If you need to create a new sharded table in the upstream, perform the following steps:

  1. Wait for the coordination of all executed sharding DDL in the upstream sharded tables to finish.

  2. Run stop-task to stop the data migration task.

  3. Create a new sharded table in the upstream.

  4. Make sure that the configuration in the task.yaml file allows the newly added sharded table to be merged in one downstream table with other existing sharded tables.

  5. Run start-task to start the task.

  6. Run query-status to verify whether the data migration task is successfully processed and whether the data from upstream has already been merged and replicated to the downstream database.

Drop sharded tables in the upstream

If you need to drop a sharded table in the upstream, perform the following steps:

  1. Drop the sharded table, run SHOW BINLOG EVENTS to fetch the End_log_pos corresponding to the DROP TABLE statement in the binlog events, and mark it as Pos-M.

  2. Run query-status to fetch the position (syncerBinlog) corresponding to the binlog event that has been processed by DM, and mark it as Pos-S.

  3. When Pos-S is greater than Pos-M, it means that DM has processed all of the DROP TABLE statements, and the data of the table before dropping has been replicated to the downstream, so the subsequent operation can be performed. Otherwise, wait for DM to finish replicating the data.

  4. Run stop-task to stop the task.

  5. Make sure that the configuration in the task.yaml file ignores the dropped sharded table in the upstream.

  6. Run start-task to start the task.

  7. Run query-status to verify whether the data migration task is successfully processed.
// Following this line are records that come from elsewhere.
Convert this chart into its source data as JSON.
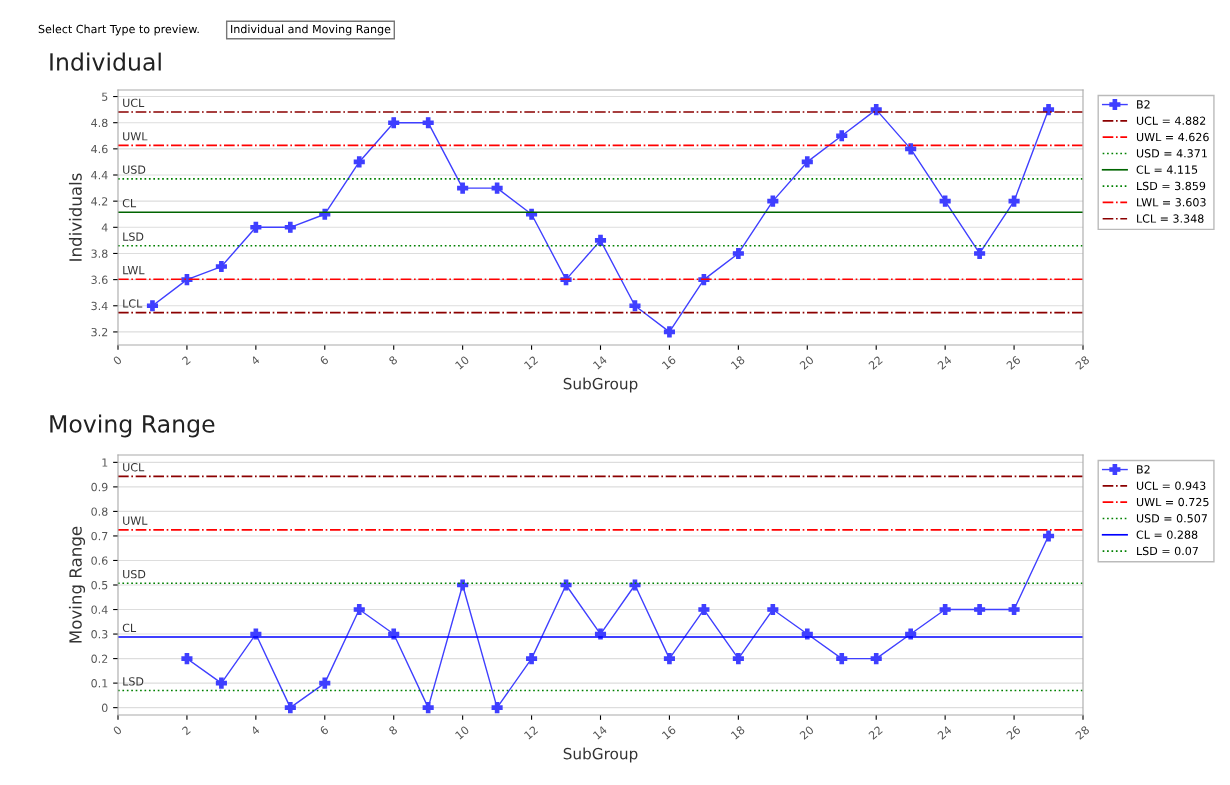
{
  "chart_data": [
    {
      "type": "line",
      "title": "Individual",
      "xlabel": "SubGroup",
      "ylabel": "Individuals",
      "xlim": [
        0,
        28
      ],
      "xticks": [
        0,
        2,
        4,
        6,
        8,
        10,
        12,
        14,
        16,
        18,
        20,
        22,
        24,
        26,
        28
      ],
      "ylim": [
        3.1,
        5.05
      ],
      "yticks": [
        3.2,
        3.4,
        3.6,
        3.8,
        4,
        4.2,
        4.4,
        4.6,
        4.8,
        5
      ],
      "grid": "y",
      "legend": "right",
      "marker": "cross",
      "series": [
        {
          "name": "B2",
          "color": "#3f3fff",
          "x": [
            1,
            2,
            3,
            4,
            5,
            6,
            7,
            8,
            9,
            10,
            11,
            12,
            13,
            14,
            15,
            16,
            17,
            18,
            19,
            20,
            21,
            22,
            23,
            24,
            25,
            26,
            27
          ],
          "values": [
            3.4,
            3.6,
            3.7,
            4.0,
            4.0,
            4.1,
            4.5,
            4.8,
            4.8,
            4.3,
            4.3,
            4.1,
            3.6,
            3.9,
            3.4,
            3.2,
            3.6,
            3.8,
            4.2,
            4.5,
            4.7,
            4.9,
            4.6,
            4.2,
            3.8,
            4.2,
            4.9
          ]
        },
        {
          "name": "UCL = 4.882",
          "color": "#8b0000",
          "line_style": "dashed",
          "marker": "none",
          "x": [
            0,
            28
          ],
          "values": [
            4.882,
            4.882
          ]
        },
        {
          "name": "UWL = 4.626",
          "color": "#ff0000",
          "line_style": "dashed",
          "marker": "none",
          "x": [
            0,
            28
          ],
          "values": [
            4.626,
            4.626
          ]
        },
        {
          "name": "USD = 4.371",
          "color": "#008000",
          "line_style": "dotted",
          "marker": "none",
          "x": [
            0,
            28
          ],
          "values": [
            4.371,
            4.371
          ]
        },
        {
          "name": "CL = 4.115",
          "color": "#006400",
          "line_style": "solid",
          "marker": "none",
          "x": [
            0,
            28
          ],
          "values": [
            4.115,
            4.115
          ]
        },
        {
          "name": "LSD = 3.859",
          "color": "#008000",
          "line_style": "dotted",
          "marker": "none",
          "x": [
            0,
            28
          ],
          "values": [
            3.859,
            3.859
          ]
        },
        {
          "name": "LWL = 3.603",
          "color": "#ff0000",
          "line_style": "dashed",
          "marker": "none",
          "x": [
            0,
            28
          ],
          "values": [
            3.603,
            3.603
          ]
        },
        {
          "name": "LCL = 3.348",
          "color": "#8b0000",
          "line_style": "dashed",
          "marker": "none",
          "x": [
            0,
            28
          ],
          "values": [
            3.348,
            3.348
          ]
        }
      ],
      "annotations": [
        "Select Chart Type to preview.",
        "Individual and Moving Range",
        {
          "text": "UCL",
          "y": 4.882
        },
        {
          "text": "UWL",
          "y": 4.626
        },
        {
          "text": "USD",
          "y": 4.371
        },
        {
          "text": "CL",
          "y": 4.115
        },
        {
          "text": "LSD",
          "y": 3.859
        },
        {
          "text": "LWL",
          "y": 3.603
        },
        {
          "text": "LCL",
          "y": 3.348
        }
      ]
    },
    {
      "type": "line",
      "title": "Moving Range",
      "xlabel": "SubGroup",
      "ylabel": "Moving Range",
      "xlim": [
        0,
        28
      ],
      "xticks": [
        0,
        2,
        4,
        6,
        8,
        10,
        12,
        14,
        16,
        18,
        20,
        22,
        24,
        26,
        28
      ],
      "ylim": [
        -0.03,
        1.03
      ],
      "yticks": [
        0,
        0.1,
        0.2,
        0.3,
        0.4,
        0.5,
        0.6,
        0.7,
        0.8,
        0.9,
        1
      ],
      "grid": "y",
      "legend": "right",
      "marker": "cross",
      "series": [
        {
          "name": "B2",
          "color": "#3f3fff",
          "x": [
            2,
            3,
            4,
            5,
            6,
            7,
            8,
            9,
            10,
            11,
            12,
            13,
            14,
            15,
            16,
            17,
            18,
            19,
            20,
            21,
            22,
            23,
            24,
            25,
            26,
            27
          ],
          "values": [
            0.2,
            0.1,
            0.3,
            0,
            0.1,
            0.4,
            0.3,
            0,
            0.5,
            0,
            0.2,
            0.5,
            0.3,
            0.5,
            0.2,
            0.4,
            0.2,
            0.4,
            0.3,
            0.2,
            0.2,
            0.3,
            0.4,
            0.4,
            0.4,
            0.7
          ]
        },
        {
          "name": "UCL = 0.943",
          "color": "#8b0000",
          "line_style": "dashed",
          "marker": "none",
          "x": [
            0,
            28
          ],
          "values": [
            0.943,
            0.943
          ]
        },
        {
          "name": "UWL = 0.725",
          "color": "#ff0000",
          "line_style": "dashed",
          "marker": "none",
          "x": [
            0,
            28
          ],
          "values": [
            0.725,
            0.725
          ]
        },
        {
          "name": "USD = 0.507",
          "color": "#008000",
          "line_style": "dotted",
          "marker": "none",
          "x": [
            0,
            28
          ],
          "values": [
            0.507,
            0.507
          ]
        },
        {
          "name": "CL = 0.288",
          "color": "#0000ff",
          "line_style": "solid",
          "marker": "none",
          "x": [
            0,
            28
          ],
          "values": [
            0.288,
            0.288
          ]
        },
        {
          "name": "LSD = 0.07",
          "color": "#008000",
          "line_style": "dotted",
          "marker": "none",
          "x": [
            0,
            28
          ],
          "values": [
            0.07,
            0.07
          ]
        }
      ],
      "annotations": [
        {
          "text": "UCL",
          "y": 0.943
        },
        {
          "text": "UWL",
          "y": 0.725
        },
        {
          "text": "USD",
          "y": 0.507
        },
        {
          "text": "CL",
          "y": 0.288
        },
        {
          "text": "LSD",
          "y": 0.07
        }
      ]
    }
  ]
}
Speed limits and traffic flow control

When data from multiple upstream MySQL or MariaDB instances is merged and replicated to the same TiDB cluster in the downstream, every DM-worker corresponding to each upstream instance executes full and incremental data migration concurrently. This means that the default degree of concurrency (pool-size in full data migration and worker-count in incremental data migration) accumulates as the number of DM-workers increases, which might overload the downstream database. In this case, you need to conduct a preliminary performance analysis based on TiDB and DM monitoring metrics and adjust the value of each concurrency parameter. In the future, DM is expected to support partially automated traffic flow control.